Reverse four length of letters with sed in unix

Question

How can I reverse a four length of letters with sed?

For example:

the year was 1815.

Reverse to:

the raey was 5181.

This is my attempt:

cat filename | sed's/\([a-z]*\) *\([a-z]*\)/\2, \1/'

But it does not work as I intended.

Answer 1

not sure it is possible to do it with GNU sed for all cases. If _ doesn't occur immediately before/after four letter words, you can use

sed -E 's/\b([a-z0-9])([a-z0-9])([a-z0-9])([a-z0-9])\b/\4\3\2\1/gi'

\b is word boundary, word definition being any alphabet or digit or underscore character.

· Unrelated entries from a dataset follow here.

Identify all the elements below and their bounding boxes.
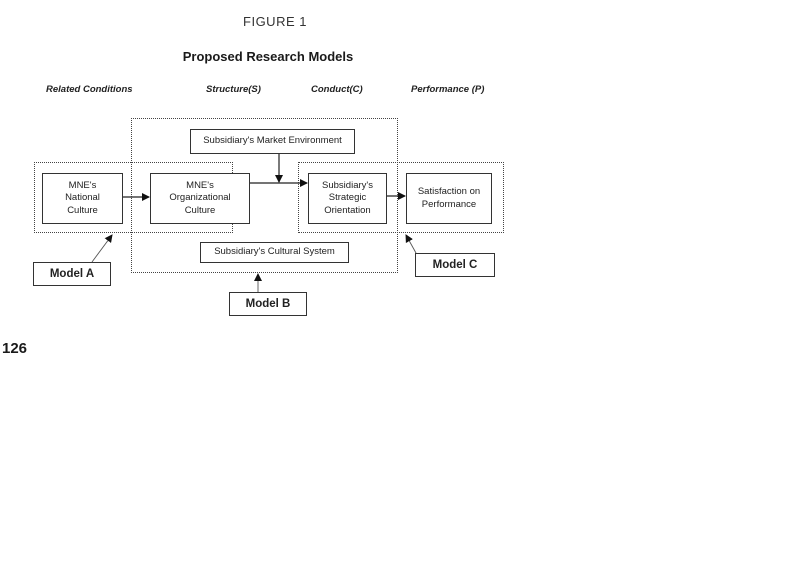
node-line: Culture: [67, 204, 98, 216]
node-line: National: [65, 192, 100, 204]
connector-lines: [91, 153, 417, 292]
arrow-model-c: [405, 234, 417, 254]
model-b-label: Model B: [229, 292, 307, 316]
node-organizational-culture: MNE's Organizational Culture: [150, 173, 250, 224]
node-cultural-system: Subsidiary's Cultural System: [200, 242, 349, 263]
node-line: Orientation: [324, 204, 371, 216]
node-line: Performance: [421, 198, 477, 210]
arrow-model-a: [91, 234, 113, 263]
node-line: Subsidiary's: [322, 179, 373, 191]
node-line: MNE's: [68, 179, 97, 191]
node-line: Culture: [184, 204, 216, 216]
node-satisfaction-on-performance: Satisfaction on Performance: [406, 173, 492, 224]
model-a-label: Model A: [33, 262, 111, 286]
node-line: Strategic: [328, 192, 367, 204]
model-c-label: Model C: [415, 253, 495, 277]
node-national-culture: MNE's National Culture: [42, 173, 123, 224]
node-line: Organizational: [169, 192, 231, 204]
page-number: 126: [2, 340, 28, 357]
node-line: MNE's: [186, 179, 214, 191]
node-market-environment: Subsidiary's Market Environment: [190, 129, 355, 154]
node-line: Satisfaction on: [417, 186, 481, 197]
node-strategic-orientation: Subsidiary's Strategic Orientation: [308, 173, 387, 224]
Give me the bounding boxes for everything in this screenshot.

So \b will ensure to match only whole words not part of words

$ echo 'the year was 1815.' | sed -E 's/\b([a-z0-9])([a-z0-9])([a-z0-9])([a-z0-9])\b/\4\3\2\1/gi'
the raey was 5181.
$ echo 'two time five three six good' | sed -E 's/\b([a-z0-9])([a-z0-9])([a-z0-9])([a-z0-9])\b/\4\3\2\1/gi'
two emit evif three six doog

$ # but won't work if there are underscores around the words
$ echo '_good food' | sed -E 's/\b([a-z0-9])([a-z0-9])([a-z0-9])([a-z0-9])\b/\4\3\2\1/gi'
_good doof

tool with lookaround support would work for all cases

$ echo '_good food' | perl -pe 's/(?<![a-z0-9])([a-z0-9])([a-z0-9])([a-z0-9])([a-z0-9])(?!=[a-z0-9])/$4$3$2$1/gi'
_doog doof

(?<![a-z0-9]) and (?!=[a-z0-9]) are negative lookbehind and negative lookahead respectively

Can be shortened to

perl -pe 's/(?<![a-z0-9])[a-z0-9]{4}(?!=[a-z0-9])/reverse $&/gie'

which uses the e modifier to place Perl code in substitution section. This form is suitable to easily change length of words to be reversed

Answer 2

Possible shortest sed solution even if a four length of letters contains _s.

sed -r 's/\<(.)(.)(.)(.)\>/\4\3\2\1/g'